TapSignature blocks

Signature blocks are the pieces of boilerplate text that are added to the end of every email that you send. Some are very small e.g. “cheers, Rick” and some, like corporate ones, are very big.

I consider it important that they contain a certain minimum of information; the reader needs to know who you are. First, for technical reasons, every signature block should begin with a line that contains two hyphens and a space "-- " at the start and nothing else. This is required by the email standard and allows client software to know when the content ends and the signature block starts. Many products take advantage of this and, for instance, display the signature in different colour.

The second essential item is your name. If you use multiple blocks and select each one according to the type of email, then this can be just your nickname or your full name and formal title according to circumstances, but if you use one block for everything then make sure that it is sufficient to pick you out from the crowd.

Include your email address. I know that there is a return address in the headers but in some circumstances, e.g. if the mail is forwarded, this can get stripped off.

Finally make sure that the block is appended to all mail—original notes, replies and forwards.

Putting large graphics and logos into signatures is considered bad form but other contact details can be very useful. I think I am unusual but I have always included my full address, telephone number, email address and web site URL in every email I send. There used to be a netiquette rule that 4 lines were the maximum but you can go over that if it is informative, just don’t overdo it.

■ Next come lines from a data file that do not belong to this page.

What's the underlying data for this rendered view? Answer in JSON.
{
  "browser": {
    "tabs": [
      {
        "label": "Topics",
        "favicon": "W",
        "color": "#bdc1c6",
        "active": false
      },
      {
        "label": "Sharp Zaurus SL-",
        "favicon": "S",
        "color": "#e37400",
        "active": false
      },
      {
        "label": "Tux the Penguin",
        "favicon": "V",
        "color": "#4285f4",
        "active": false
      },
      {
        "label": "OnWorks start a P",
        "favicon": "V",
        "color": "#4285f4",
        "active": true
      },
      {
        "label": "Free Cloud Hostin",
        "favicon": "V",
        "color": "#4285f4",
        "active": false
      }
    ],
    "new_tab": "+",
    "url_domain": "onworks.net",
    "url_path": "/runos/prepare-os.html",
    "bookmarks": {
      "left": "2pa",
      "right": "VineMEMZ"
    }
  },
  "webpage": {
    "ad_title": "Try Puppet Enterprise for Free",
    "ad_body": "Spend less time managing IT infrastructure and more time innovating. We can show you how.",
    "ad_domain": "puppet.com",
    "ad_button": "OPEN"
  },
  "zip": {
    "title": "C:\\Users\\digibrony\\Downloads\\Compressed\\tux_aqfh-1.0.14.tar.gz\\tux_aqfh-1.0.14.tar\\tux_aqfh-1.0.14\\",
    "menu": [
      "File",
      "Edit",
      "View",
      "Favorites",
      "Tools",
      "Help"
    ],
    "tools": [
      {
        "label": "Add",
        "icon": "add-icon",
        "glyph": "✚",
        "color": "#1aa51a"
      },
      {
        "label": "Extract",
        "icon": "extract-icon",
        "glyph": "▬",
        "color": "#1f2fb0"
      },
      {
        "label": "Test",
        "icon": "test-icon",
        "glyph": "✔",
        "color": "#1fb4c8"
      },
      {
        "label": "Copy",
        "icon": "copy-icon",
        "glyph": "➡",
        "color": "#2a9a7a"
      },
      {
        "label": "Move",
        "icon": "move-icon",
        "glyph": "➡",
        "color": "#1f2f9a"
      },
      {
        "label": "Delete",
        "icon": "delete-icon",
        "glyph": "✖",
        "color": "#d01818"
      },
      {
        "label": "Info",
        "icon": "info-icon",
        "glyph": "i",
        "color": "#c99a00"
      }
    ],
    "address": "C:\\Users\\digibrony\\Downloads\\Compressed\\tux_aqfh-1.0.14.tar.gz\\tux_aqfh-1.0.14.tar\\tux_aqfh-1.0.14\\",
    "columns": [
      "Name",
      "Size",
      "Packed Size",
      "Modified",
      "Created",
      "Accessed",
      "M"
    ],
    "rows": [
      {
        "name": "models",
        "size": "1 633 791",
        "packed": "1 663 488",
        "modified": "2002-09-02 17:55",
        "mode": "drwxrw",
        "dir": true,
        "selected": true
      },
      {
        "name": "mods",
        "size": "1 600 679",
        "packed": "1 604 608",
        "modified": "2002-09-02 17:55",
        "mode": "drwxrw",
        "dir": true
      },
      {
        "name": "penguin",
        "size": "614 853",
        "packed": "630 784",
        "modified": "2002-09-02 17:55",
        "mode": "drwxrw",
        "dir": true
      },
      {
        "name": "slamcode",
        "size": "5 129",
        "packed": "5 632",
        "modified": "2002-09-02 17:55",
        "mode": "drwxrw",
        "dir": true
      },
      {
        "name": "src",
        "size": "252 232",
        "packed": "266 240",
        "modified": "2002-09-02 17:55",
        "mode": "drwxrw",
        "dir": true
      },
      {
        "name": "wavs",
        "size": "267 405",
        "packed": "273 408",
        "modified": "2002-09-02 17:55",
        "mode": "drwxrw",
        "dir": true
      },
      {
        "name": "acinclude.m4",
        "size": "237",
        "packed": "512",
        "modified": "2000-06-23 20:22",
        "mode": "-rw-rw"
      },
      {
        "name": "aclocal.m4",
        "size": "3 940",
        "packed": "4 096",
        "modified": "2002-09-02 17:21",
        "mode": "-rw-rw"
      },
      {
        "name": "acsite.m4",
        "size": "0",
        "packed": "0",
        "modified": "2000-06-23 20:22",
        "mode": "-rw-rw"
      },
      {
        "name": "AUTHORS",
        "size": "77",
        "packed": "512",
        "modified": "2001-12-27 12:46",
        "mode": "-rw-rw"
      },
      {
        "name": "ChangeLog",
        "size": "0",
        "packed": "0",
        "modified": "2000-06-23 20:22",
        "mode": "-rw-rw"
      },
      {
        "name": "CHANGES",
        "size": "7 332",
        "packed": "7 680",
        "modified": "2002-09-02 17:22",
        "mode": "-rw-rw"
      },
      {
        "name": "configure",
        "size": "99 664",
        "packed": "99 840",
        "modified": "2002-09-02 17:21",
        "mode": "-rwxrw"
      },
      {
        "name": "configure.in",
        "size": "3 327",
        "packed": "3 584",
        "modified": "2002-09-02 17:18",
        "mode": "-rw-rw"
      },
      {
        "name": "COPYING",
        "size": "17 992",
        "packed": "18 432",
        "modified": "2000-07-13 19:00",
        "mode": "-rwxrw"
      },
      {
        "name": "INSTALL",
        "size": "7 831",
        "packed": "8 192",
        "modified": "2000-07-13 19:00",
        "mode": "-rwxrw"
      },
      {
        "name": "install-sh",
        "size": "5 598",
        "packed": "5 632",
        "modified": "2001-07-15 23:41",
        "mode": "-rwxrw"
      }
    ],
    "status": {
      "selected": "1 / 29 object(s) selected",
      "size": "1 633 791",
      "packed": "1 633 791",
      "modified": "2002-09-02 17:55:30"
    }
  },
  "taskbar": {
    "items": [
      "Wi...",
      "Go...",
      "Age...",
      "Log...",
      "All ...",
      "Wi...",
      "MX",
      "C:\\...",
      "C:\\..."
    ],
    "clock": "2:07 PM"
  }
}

The requirements for company emails are different and the (UK) regulations have just changed. You are now required to show the company name, registration number, place of registration and registered office address, also your VAT number if you have one. It is also recommended to include membership of any professional or trade association. Most companies are telling their employees to include this information on every email, internal or external, whether or not it is a formal communication, just in case they should be interpreted as such and leak to the outside.

On business emails there are often two other wordy blocks of legalese. The confidentially clause which tells you not to read the message if it wasn’t intended for you; a bit late that one as they are almost always after the content so you have just read it. Even so they are considered worthwhile as they should serve as a brake to forwarding them on to other people. If you really want to keep your messages confidential, encrypt them.

The other is the disclaimer clause which says that you can’t rely on or trust anything you have just read; This is a complete waste of time as you wouldn’t have sent if if you didn’t mean it (I hope). They are also legally ineffective. If you really want your messages to be validated, then digitally sign them.